Details
-
Bug
-
Resolution: Fixed
-
Major
-
Lustre 2.5.0, Lustre 2.6.0, Lustre 2.4.2
-
3
-
13394
Description
The atomic_t used to count LRU entries is overflowing on systems with large memory configurations:
LustreError: 22141:0:(osc_page.c:892:osc_lru_reserve()) ASSERTION(atomic_read(cli->cl_lru_left) >= 0 ) failed:
PID: 54214 TASK: ffff88fdef4e4100 CPU: 40 COMMAND: "cat"
#3 [ffff88fdf0823900] lbug_with_loc at ffffffffa07fedc3 [libcfs]
#4 [ffff88fdf0823920] osc_lru_reserve at ffffffffa0c2a28a [osc]

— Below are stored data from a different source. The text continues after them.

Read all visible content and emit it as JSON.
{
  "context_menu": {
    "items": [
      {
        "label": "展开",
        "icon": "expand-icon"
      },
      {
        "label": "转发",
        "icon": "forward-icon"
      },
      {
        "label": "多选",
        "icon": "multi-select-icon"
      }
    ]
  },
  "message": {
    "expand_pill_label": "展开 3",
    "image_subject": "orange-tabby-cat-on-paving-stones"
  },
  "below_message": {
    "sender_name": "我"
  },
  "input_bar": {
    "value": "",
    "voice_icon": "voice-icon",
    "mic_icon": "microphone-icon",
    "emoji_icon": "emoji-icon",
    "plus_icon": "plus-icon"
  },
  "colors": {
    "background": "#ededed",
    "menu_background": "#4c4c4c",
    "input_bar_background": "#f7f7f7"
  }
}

#5 [ffff88fdf08239a0] cl_page_alloc at ffffffffa09a7122 [obdclass]
#6 [ffff88fdf08239e0] cl_page_find0 at ffffffffa09a742d [obdclass]
#7 [ffff88fdf0823a40] lov_page_init_raid0 at ffffffffa0cc0f21 [lov]
#8 [ffff88fdf0823aa0] cl_page_alloc at ffffffffa09a7122 [obdclass]
#9 [ffff88fdf0823ae0] cl_page_find0 at ffffffffa09a742d [obdclass]
#10 [ffff88fdf0823b40] ll_cl_init at ffffffffa0d74123 [lustre]
#11 [ffff88fdf0823bd0] ll_readpage at ffffffffa0d74485 [lustre]
#12 [ffff88fdf0823c00] do_generic_file_read at ffffffff810fa39e
#13 [ffff88fdf0823c80] generic_file_aio_read at ffffffff810fad4c
#14 [ffff88fdf0823d40] vvp_io_read_start at ffffffffa0da2fb0 [lustre]
#15 [ffff88fdf0823da0] cl_io_start at ffffffffa09af979 [obdclass]
#16 [ffff88fdf0823dd0] cl_io_loop at ffffffffa09b3d33 [obdclass]
#17 [ffff88fdf0823e00] ll_file_io_generic at ffffffffa0d49c32 [lustre]
#18 [ffff88fdf0823e70] ll_file_aio_read at ffffffffa0d4a3b3 [lustre]
#19 [ffff88fdf0823ec0] ll_file_read at ffffffffa0d4aec3 [lustre]
#20 [ffff88fdf0823f10] vfs_read at ffffffff8115b237
#21 [ffff88fdf0823f40] sys_read at ffffffff8115b3a3
In this case, the atomic_t (signed int) held:
crash> pd (int)0xffff943de11780fc
$10 = -1506317746
We've triggered this specific problem with configurations down to 11TB of physmem. A 10.5TB system can cat a small file without crashing.
I noticed several other cases where page counts are handled using a signed int, and suspect anything more than 4TB is problematic. The kernel itself is consistently using unsigned long for page counts on all architectures.